Things went well with our reports to ITS and to visiting press during a long, muggy, and rainy day today. My colleagues were upbeat, positive, and detailed and did great jobs describing parts of the collection – camp records, forced labor records, displaced person records, and general records – and then exploring small projects they carried out or that should be done in the future.
The general thrust of presentations was that the collection is a goldmine for doing certain research (not all kinds), and that there ought to be attention at ITS to linking or bringing parts of the archive together that once were united.
The sense was that the collection is and will be an important venue for new history on the Nazi Holocaust – including local history studies of particular transports, social history studies of the fates of people from particular towns in the camps, and specialized studies of groups of prisoners – women, children and youths, and others. It will be a place where the everyday practices of persecution beyond the juridical can be studied and where historical and comparative work on the camps and on the slave labor and forced labor systems that coexisted under Nazi rule can be carried out. The Displaced Person records also provide a basis for writing a massive history or histories of the European upheaval at mid-century, with global implications, since European refugees went everywhere.
Personally, I found the forced labor records discussion fascinating.
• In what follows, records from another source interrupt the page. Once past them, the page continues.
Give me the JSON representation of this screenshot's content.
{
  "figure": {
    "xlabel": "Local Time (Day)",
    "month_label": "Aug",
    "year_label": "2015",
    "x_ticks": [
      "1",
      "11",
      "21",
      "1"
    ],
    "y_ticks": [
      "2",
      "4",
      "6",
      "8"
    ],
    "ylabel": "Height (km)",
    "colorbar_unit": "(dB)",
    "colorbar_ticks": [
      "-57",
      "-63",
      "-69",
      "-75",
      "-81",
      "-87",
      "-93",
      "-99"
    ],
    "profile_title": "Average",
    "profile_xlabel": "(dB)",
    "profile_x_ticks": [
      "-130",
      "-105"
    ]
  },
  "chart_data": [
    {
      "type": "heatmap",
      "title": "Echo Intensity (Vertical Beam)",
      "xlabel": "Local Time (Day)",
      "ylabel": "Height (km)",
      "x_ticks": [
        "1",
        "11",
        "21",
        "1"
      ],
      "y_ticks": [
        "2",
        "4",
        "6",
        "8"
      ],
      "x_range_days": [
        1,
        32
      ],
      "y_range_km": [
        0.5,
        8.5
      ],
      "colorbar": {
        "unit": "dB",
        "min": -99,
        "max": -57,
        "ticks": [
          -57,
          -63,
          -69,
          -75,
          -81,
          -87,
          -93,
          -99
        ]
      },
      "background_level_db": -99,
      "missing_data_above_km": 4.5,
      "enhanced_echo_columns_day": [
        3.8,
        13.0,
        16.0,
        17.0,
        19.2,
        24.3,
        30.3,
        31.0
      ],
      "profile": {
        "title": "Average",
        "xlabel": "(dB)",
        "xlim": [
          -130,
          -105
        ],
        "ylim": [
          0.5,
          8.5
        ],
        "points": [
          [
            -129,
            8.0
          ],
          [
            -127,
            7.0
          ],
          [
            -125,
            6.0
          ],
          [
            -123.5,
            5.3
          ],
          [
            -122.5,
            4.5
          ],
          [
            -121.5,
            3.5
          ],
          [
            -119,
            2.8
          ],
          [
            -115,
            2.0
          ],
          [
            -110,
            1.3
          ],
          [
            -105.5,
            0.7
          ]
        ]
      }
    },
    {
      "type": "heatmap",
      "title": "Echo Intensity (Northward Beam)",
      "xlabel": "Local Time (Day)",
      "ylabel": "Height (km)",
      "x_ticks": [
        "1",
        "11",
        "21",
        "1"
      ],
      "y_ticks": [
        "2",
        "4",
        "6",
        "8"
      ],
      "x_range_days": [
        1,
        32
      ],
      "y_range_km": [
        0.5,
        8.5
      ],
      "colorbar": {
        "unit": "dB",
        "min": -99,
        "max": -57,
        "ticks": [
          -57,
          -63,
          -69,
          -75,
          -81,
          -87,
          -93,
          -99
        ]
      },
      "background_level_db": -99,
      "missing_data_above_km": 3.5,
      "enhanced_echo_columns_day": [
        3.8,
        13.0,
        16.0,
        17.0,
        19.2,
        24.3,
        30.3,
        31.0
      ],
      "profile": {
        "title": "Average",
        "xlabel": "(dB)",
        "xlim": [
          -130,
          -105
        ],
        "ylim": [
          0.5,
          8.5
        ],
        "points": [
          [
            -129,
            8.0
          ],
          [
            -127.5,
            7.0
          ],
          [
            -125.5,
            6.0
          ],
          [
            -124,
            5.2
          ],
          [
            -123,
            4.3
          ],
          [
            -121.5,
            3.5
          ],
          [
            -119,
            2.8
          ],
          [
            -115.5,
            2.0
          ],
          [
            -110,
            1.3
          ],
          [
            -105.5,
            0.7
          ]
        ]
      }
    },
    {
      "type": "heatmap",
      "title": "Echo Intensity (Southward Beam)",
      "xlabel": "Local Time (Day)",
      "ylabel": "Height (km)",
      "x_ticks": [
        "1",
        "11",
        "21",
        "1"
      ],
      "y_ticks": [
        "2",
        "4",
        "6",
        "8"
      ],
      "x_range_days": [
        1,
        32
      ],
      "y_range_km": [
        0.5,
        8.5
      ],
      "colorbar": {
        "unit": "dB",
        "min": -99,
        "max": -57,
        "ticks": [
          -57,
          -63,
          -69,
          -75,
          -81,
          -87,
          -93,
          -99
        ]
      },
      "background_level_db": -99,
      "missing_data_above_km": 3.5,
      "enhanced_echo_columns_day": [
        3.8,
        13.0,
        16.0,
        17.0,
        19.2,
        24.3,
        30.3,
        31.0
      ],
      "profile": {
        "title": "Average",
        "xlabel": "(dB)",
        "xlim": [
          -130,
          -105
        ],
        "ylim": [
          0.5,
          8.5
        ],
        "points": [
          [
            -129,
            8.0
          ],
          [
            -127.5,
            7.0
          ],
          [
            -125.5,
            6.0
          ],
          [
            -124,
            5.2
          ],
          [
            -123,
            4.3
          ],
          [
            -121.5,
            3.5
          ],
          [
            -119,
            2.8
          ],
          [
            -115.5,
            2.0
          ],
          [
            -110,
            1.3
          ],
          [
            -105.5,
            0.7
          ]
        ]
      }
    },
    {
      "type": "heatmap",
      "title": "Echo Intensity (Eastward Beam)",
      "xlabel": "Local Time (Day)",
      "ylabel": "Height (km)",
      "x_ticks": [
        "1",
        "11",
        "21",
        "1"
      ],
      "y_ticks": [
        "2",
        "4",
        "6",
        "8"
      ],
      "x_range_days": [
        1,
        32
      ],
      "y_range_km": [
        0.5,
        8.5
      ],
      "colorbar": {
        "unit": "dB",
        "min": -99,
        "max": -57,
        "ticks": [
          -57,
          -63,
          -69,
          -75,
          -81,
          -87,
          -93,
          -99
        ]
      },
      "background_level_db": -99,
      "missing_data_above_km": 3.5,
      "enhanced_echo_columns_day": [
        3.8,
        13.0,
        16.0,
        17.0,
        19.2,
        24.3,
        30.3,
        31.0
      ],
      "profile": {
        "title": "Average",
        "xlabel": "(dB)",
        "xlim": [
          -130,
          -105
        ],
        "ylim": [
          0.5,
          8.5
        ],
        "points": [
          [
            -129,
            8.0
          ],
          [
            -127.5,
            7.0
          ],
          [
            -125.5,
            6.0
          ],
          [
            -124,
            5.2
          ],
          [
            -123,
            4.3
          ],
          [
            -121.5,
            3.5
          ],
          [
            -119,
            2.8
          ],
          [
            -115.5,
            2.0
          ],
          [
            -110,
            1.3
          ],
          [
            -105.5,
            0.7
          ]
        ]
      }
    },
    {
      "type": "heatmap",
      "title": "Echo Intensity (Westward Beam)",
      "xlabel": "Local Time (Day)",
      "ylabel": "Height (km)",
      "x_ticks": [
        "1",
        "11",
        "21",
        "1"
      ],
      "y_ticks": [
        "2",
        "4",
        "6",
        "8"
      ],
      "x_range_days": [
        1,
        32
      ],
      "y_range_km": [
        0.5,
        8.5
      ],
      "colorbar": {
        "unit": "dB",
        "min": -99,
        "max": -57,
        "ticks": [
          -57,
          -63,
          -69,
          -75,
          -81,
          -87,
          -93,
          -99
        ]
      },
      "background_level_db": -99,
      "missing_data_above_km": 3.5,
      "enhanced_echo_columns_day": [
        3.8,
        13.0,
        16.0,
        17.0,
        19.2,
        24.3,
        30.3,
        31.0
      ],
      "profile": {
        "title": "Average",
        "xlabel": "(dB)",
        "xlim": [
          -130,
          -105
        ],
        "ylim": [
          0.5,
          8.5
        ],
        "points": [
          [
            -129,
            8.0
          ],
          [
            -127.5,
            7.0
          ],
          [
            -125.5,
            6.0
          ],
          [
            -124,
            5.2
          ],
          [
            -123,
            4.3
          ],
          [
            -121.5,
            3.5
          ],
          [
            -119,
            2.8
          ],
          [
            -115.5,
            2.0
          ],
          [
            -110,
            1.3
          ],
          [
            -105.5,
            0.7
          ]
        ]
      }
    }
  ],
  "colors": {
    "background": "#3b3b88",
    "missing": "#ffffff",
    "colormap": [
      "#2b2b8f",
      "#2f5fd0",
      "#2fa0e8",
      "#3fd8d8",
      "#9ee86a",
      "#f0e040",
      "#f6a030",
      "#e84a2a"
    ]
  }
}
Alongside the Nazi concentration camp and slave labor system, the Nazis built a forced labor system of great range and size. Forced labor involving foreign workers existed in the web of local German society. Laborers worked for firms but also for local professionals and churches and on farms. My colleagues did regional studies of forced labor that included local towns, particularly Kassel and Bad Arolsen. The two labor systems appeared to resemble pre-war American slavery (slave labor) and post-war American sharecropping (forced labor) and also to be new. Forced labor was better and freer than slave labor, of course, but both were forms of bondage. Forced laborers worked on contracts, could complain to authorities about contract violations, and took leaves and visited families. But violations of contracts and other behaviors could land forced laborers in the camps as slaves.
Konrad Kwiet thinks the archive should be a European-wide institution, a repository for studying aspects of the upheaval of Europe. His group made a good case for the value of the Displaced Person documents in the ITS collection, noting the number and the variety of displaced persons (about 350,000 at war’s end) and the richness of holdings that include people’s stories, their strategies and choices after upheaval, and trace elements of what had happened to them and where they sought to go. The end of colonialism, the displacement of peoples in Europe, and the refugee movement mark this as a caesura of European history.
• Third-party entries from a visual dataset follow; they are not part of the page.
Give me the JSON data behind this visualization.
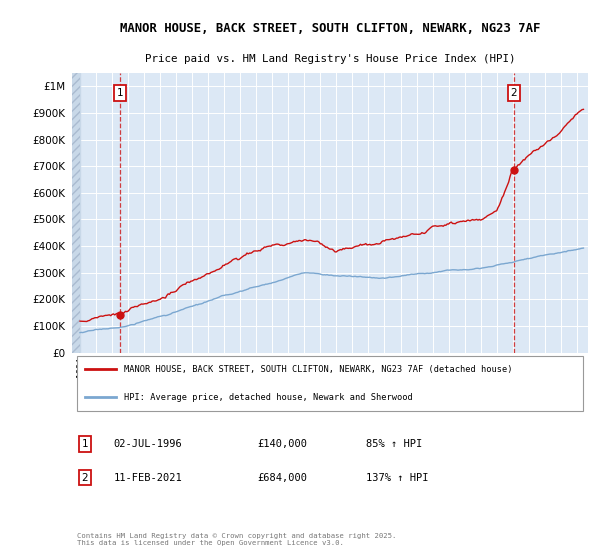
{
  "title_line1": "MANOR HOUSE, BACK STREET, SOUTH CLIFTON, NEWARK, NG23 7AF",
  "title_line2": "Price paid vs. HM Land Registry's House Price Index (HPI)",
  "ylim": [
    0,
    1050000
  ],
  "yticks": [
    0,
    100000,
    200000,
    300000,
    400000,
    500000,
    600000,
    700000,
    800000,
    900000,
    1000000
  ],
  "hpi_color": "#7ba7d0",
  "price_color": "#cc1111",
  "sale1_year": 1996.5,
  "sale1_price": 140000,
  "sale1_date": "02-JUL-1996",
  "sale1_hpi_pct": "85%",
  "sale2_year": 2021.1,
  "sale2_price": 684000,
  "sale2_date": "11-FEB-2021",
  "sale2_hpi_pct": "137%",
  "legend_label1": "MANOR HOUSE, BACK STREET, SOUTH CLIFTON, NEWARK, NG23 7AF (detached house)",
  "legend_label2": "HPI: Average price, detached house, Newark and Sherwood",
  "footnote": "Contains HM Land Registry data © Crown copyright and database right 2025.\nThis data is licensed under the Open Government Licence v3.0.",
  "plot_bg": "#dce8f5",
  "hatch_color": "#c8d8e8"
}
I made a final set of discoveries in my own work. Block 66 was a haven for children and youths during the final three months of Buchenwald, I knew. In the end, some 900-1000 boys were clustered here, including Elie Wiesel. But today I discovered a set of books marked Verlegungen inerhalben der blocks (transfers among the blocks), and quickly the numerical history of block 66 unfolded. The block was populated by mid-January 1945, then older prisoners were moved out and newer, younger prisoners were brought in – especially during late January and early February. The youngest prisoners, including Israel Lau, were placed in block 8. The coincidence of the coming of large transports of boys from the evacuation of Auschwitz (January 22, 23, and 26) with the commitment by the German Communist-led international resistance to assist them, led on January 25-26 to a huge transfer, opening up block 66 for clustering boys. Nearly 170 boys were moved in, then 180 boys, then another 95, and then 77 as new transports came from Gross Rosen. I’m not sure I’ve got all the numbers, but I now see the timing of and trajectory of the building of the main rescue block.
The computer consultant to ITS approached me tonight at dinner and said it was now possible to search the entire camp records database by birth date – that is, by age. One could thus ask for a sample of names and birthdates of all children in all the camps – all those born, say, in 1930 or 1931 and after. I am intrigued with the possibility of studying children in and across the camps.
Tomorrow, I will participate in the final ITS discussions during the morning, then pack up and head from Kassel to Weimar to be ready to speak at Buchenwald. I want to say tonight how well we’ve been treated here and what good, nice, sharp people are at ITS under the current leadership. Reto Meister, the director; Udo Jost, the head archivist; and Irmtrud Wojak, the new historian, are top-notch folks who have listened and engaged with us solidly and who have their own good ideas about how to use the current moment to preserve and strengthen this institution, charged with stewardship of these important materials, and also to make it into something new.